Two modified versions of cmark77, one converted to a register math only setup, have been used to estimate effective speeds. Cmark77 is a CHIP-8 graphical benchmark tool written by John Deeny, otherwise known as taqueso on the Something Awful forums, and running it on real hardware has generated approximations of performance based on a 50 instruction task.
Because graphical ops are significantly more costly than other ops on period hardware versus on Octo (where they are basically free), there have to be separate scores based on task being performed. Certain operations may be more costly (larger sprites) or full 16 register IO, but these figures are supposed to provide vague guidance on reasonable speeds to test your game at.

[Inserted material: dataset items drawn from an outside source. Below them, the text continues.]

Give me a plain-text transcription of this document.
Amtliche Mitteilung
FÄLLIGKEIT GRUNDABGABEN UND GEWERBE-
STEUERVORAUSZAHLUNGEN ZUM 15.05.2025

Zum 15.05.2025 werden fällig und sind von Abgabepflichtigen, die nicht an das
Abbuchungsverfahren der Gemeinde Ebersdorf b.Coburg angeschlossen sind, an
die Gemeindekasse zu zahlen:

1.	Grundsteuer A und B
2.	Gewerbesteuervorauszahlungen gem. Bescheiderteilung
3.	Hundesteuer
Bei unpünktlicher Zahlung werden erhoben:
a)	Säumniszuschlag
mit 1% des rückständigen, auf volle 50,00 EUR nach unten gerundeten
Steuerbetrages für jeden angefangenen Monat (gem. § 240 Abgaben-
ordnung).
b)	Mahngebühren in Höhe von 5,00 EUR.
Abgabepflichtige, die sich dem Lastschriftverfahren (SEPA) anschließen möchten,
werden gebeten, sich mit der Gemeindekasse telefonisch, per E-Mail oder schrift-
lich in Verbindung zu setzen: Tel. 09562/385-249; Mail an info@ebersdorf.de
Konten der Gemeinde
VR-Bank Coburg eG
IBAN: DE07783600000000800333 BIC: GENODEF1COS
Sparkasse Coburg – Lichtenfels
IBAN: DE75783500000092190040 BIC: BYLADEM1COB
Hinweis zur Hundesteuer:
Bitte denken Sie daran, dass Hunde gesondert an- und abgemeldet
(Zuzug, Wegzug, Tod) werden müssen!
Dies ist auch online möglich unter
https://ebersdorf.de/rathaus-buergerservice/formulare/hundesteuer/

Here are a couple of photos of the benchmark running on the calculators in question:
Bench report: Effective Octo Cycles:
lores hires math lores hires math
S 0.80k 1.30k 1.90k 13 cyc 22 cyc 32 cyc
G 1.00k 2.00k 3.00k 17 cyc 33 cyc 50 cyc
% +25% +54% +58% +25% +54% +58%
As noted, graphical operations are by far the most intensive operation on the platform; looking at the source code, they are the longest and largest routines by a notable margin. The graphics benchmark draws 5 line font sprites, as well as some longer 7 or 8 line sprites, so, you can assume that drawing maximum line sprites (or 16x16 ones) would actually be even more costly, but, I don't think we need to lower the bottom line any farther.
In terms of hardware, the G series calculators pack a 4 Mhz processor, twice the 2 Mhz processor in the S series. However, they do share the same 2 Mhz memory clock, which is likely responsible for holding back the G - note that the display buffer, registers, and every CHIP instruction are all stored in ram and is has to be accessed constantly. Both devices are clearly quite capable of running at a higher speed when performing math/register manipulating instructions than graphics, and the gains due to the simplified process of accessing the display buffer in hires mode versus lores mode are surprisingly large. It's more than likely that the lores renderer could be rewritten for speed, as the hires renderer was moving from SC10 to SCHIP, but this would likely be a project for another day.